I arrived on this rig - about a hundred miles west of Mauritania, in the Atlantic - a couple of afternoons ago, and since then it’s been birds, birds, birds!
Kind of. In my experience, rigs aren’t the best location to spot birds of either variety (i.e. human female or um... bird) as they’re usually big metal platforms miles into the ocean, filled with sturdy, coarse men. They’re not the place for the weaker, more-refined sex, and not the place for a flying creature, unless lost. In my last rig before this, in Nigeria, there was a girl for a few days, and I also spotted a confused-seeming bird sitting on an aerial, but these really are the exception.
But this rig is bucking all the trends as there are two – yes, two! – whole girls. Imagine my astonishment. I walked into the galley soon after arriving and two young lasses were sitting at a table, looking a little pensive, drinking coffee and talking. They must be the cleaners, I thought, but later that evening my astonishment doubled, as I chanced upon them in the wireline unit. They are real , live engineers! I had to speak to the wireline unit about an issue, so spoke to one of the girls (this is quite a thrill for a young man on a rig) and she sounded Eastern European or something, but she didn’t understand my query so passed me on to her supervisor – a man, of course.
I’ve been reeling in the shock of that experience – a female engineer! – since then, but it should be noted that I’ve not actually seen them since that day, and rather suspect they have been replaced by some Asians, as they seemed to be the wireline operators yesterday.
My third and final encounter with a bird, was of the kind my friend Kitchen Mark prefers. My friend Kitchen Mark has recently requested I instead call him “Birder Mark” but this simply isn’t going to happen. Anyway, Kitchen Mark is a notorious birdwatcher, with an encyclopaedic knowledge of all birds, and he regular makes visits to cold, wet locations near Aberdeen in the hope of spotting a finch, or a gull, or whatever. Why his lovely French girlfriend, French Claire, tolerates these eccentricities, I don’t know.

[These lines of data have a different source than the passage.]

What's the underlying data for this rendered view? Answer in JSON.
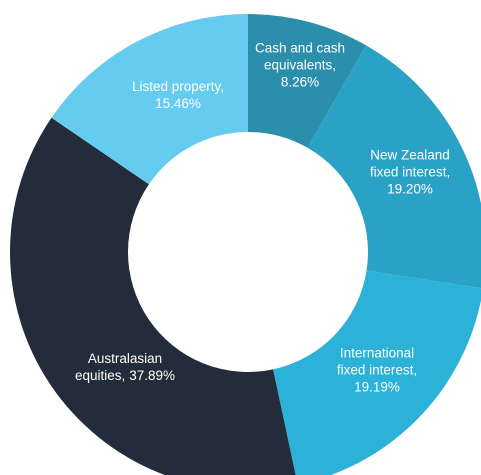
{
  "chart_data": {
    "type": "donut",
    "categories": [
      "Cash and cash equivalents,",
      "New Zealand fixed interest,",
      "International fixed interest,",
      "Australasian equities,",
      "Listed property,"
    ],
    "values": [
      8.26,
      19.2,
      19.19,
      37.89,
      15.46
    ],
    "value_labels": [
      "8.26%",
      "19.20%",
      "19.19%",
      "37.89%",
      "15.46%"
    ],
    "colors": [
      "#2b8fab",
      "#29a2c5",
      "#2cb1d8",
      "#222c3a",
      "#66ccef"
    ]
  }
}
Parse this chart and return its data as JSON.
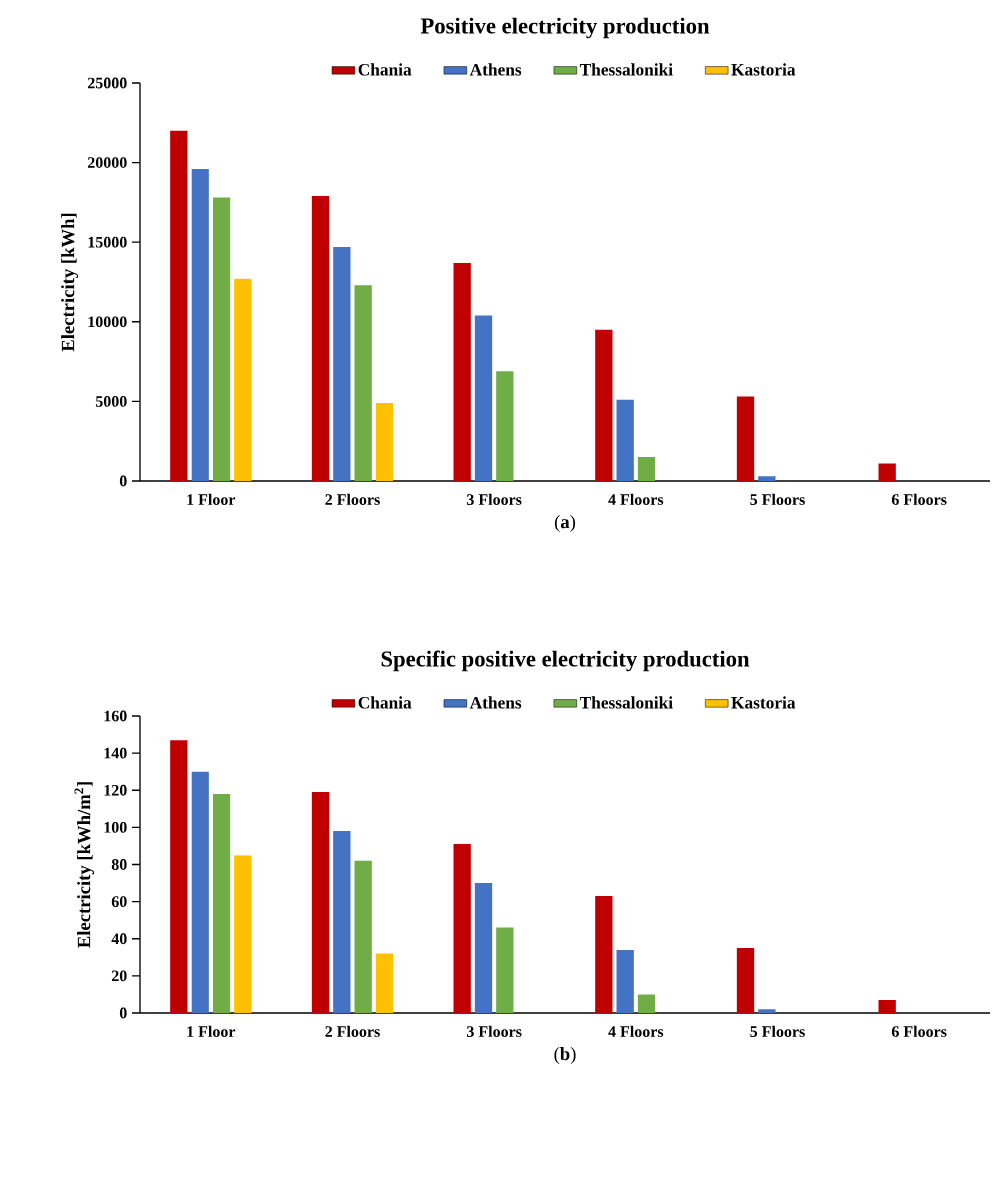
{
  "chart_data": [
    {
      "type": "bar",
      "title": "Positive electricity production",
      "ylabel": "Electricity [kWh]",
      "categories": [
        "1 Floor",
        "2 Floors",
        "3 Floors",
        "4 Floors",
        "5 Floors",
        "6 Floors"
      ],
      "series": [
        {
          "name": "Chania",
          "color": "#c00000",
          "values": [
            22000,
            17900,
            13700,
            9500,
            5300,
            1100
          ]
        },
        {
          "name": "Athens",
          "color": "#4472c4",
          "values": [
            19600,
            14700,
            10400,
            5100,
            300,
            null
          ]
        },
        {
          "name": "Thessaloniki",
          "color": "#70ad47",
          "values": [
            17800,
            12300,
            6900,
            1500,
            null,
            null
          ]
        },
        {
          "name": "Kastoria",
          "color": "#ffc000",
          "values": [
            12700,
            4900,
            null,
            null,
            null,
            null
          ]
        }
      ],
      "ylim": [
        0,
        25000
      ],
      "yticks": [
        0,
        5000,
        10000,
        15000,
        20000,
        25000
      ],
      "legend": "top",
      "grid": false,
      "annotations": [
        "(**a**)"
      ]
    },
    {
      "type": "bar",
      "title": "Specific positive electricity production",
      "ylabel": "Electricity [kWh/m$^{2}$]",
      "categories": [
        "1 Floor",
        "2 Floors",
        "3 Floors",
        "4 Floors",
        "5 Floors",
        "6 Floors"
      ],
      "series": [
        {
          "name": "Chania",
          "color": "#c00000",
          "values": [
            147,
            119,
            91,
            63,
            35,
            7
          ]
        },
        {
          "name": "Athens",
          "color": "#4472c4",
          "values": [
            130,
            98,
            70,
            34,
            2,
            null
          ]
        },
        {
          "name": "Thessaloniki",
          "color": "#70ad47",
          "values": [
            118,
            82,
            46,
            10,
            null,
            null
          ]
        },
        {
          "name": "Kastoria",
          "color": "#ffc000",
          "values": [
            85,
            32,
            null,
            null,
            null,
            null
          ]
        }
      ],
      "ylim": [
        0,
        160
      ],
      "yticks": [
        0,
        20,
        40,
        60,
        80,
        100,
        120,
        140,
        160
      ],
      "legend": "top",
      "grid": false,
      "annotations": [
        "(**b**)"
      ]
    }
  ]
}
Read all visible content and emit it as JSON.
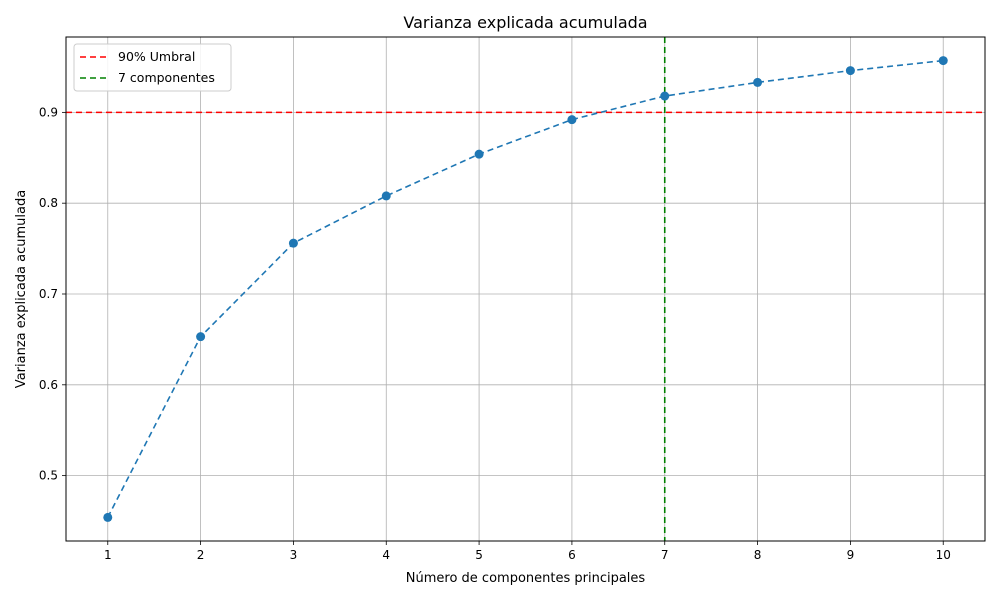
{
  "chart_data": {
    "type": "line",
    "title": "Varianza explicada acumulada",
    "xlabel": "Número de componentes principales",
    "ylabel": "Varianza explicada acumulada",
    "x": [
      1,
      2,
      3,
      4,
      5,
      6,
      7,
      8,
      9,
      10
    ],
    "x_tick_labels": [
      "1",
      "2",
      "3",
      "4",
      "5",
      "6",
      "7",
      "8",
      "9",
      "10"
    ],
    "y_ticks": [
      0.5,
      0.6,
      0.7,
      0.8,
      0.9
    ],
    "y_tick_labels": [
      "0.5",
      "0.6",
      "0.7",
      "0.8",
      "0.9"
    ],
    "xlim": [
      0.55,
      10.45
    ],
    "ylim": [
      0.428,
      0.983
    ],
    "grid": true,
    "legend_position": "top-left",
    "series": [
      {
        "values": [
          0.454,
          0.653,
          0.756,
          0.808,
          0.854,
          0.892,
          0.918,
          0.933,
          0.946,
          0.957
        ],
        "color": "#1f77b4",
        "line_style": "dashed",
        "marker": "circle"
      }
    ],
    "reference_lines": [
      {
        "orientation": "horizontal",
        "value": 0.9,
        "label": "90% Umbral",
        "color": "#ff0000",
        "line_style": "dashed"
      },
      {
        "orientation": "vertical",
        "value": 7,
        "label": "7 componentes",
        "color": "#008000",
        "line_style": "dashed"
      }
    ]
  }
}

Anyway, this bird was hovering rather low above the helideck today. It kept craning its neck and pointing its beak down, as if ready to plunge down and spear a fish. It did a little swooping, some gliding and some coasting, but never managed a full plunge and so I never saw a kingfisher-style fish-execution – rather a pity. But I didn’t find its presence rather unnerving, as the beak looked very pointy and sharp, and the menacing way it was hovering hinted at the threat that the bird – in the absence of fish – might plunge down and try and spear me. These things can happen. Now, truth be told, if I had to die then I think being speared through the skull by a pointy-beaked bird on a rig near Mauritania would be quite a memorable way to die, but I am only 28 and aren’t quite ready for that fate yet. So after a short while of warily observing this pest's movements I became too afraid and scampered off inside.
I did however capture the bird in a few photos, on my recently bought digital camera I’m still trying to figure out. And so I include a picture of the bird here:
I would like also to put my friend Kitchen Mark to the test. Marky, what is this bird? This is a test of two things:
1. Does Kitchen Mark know as much about birds as he makes out he does?
2. Does Kitchen Mark read this blog?
My own feelings are that it is a Oceanic Thrust Swift.
I suspect this thrilling start to this rig might ease off a little now, as I can barely imagine it reaching new heights. My beating heart can settle and I can get on with my real job of drinking coffee, gorging myself and of course, sleeping very soundly. It’s a tough life!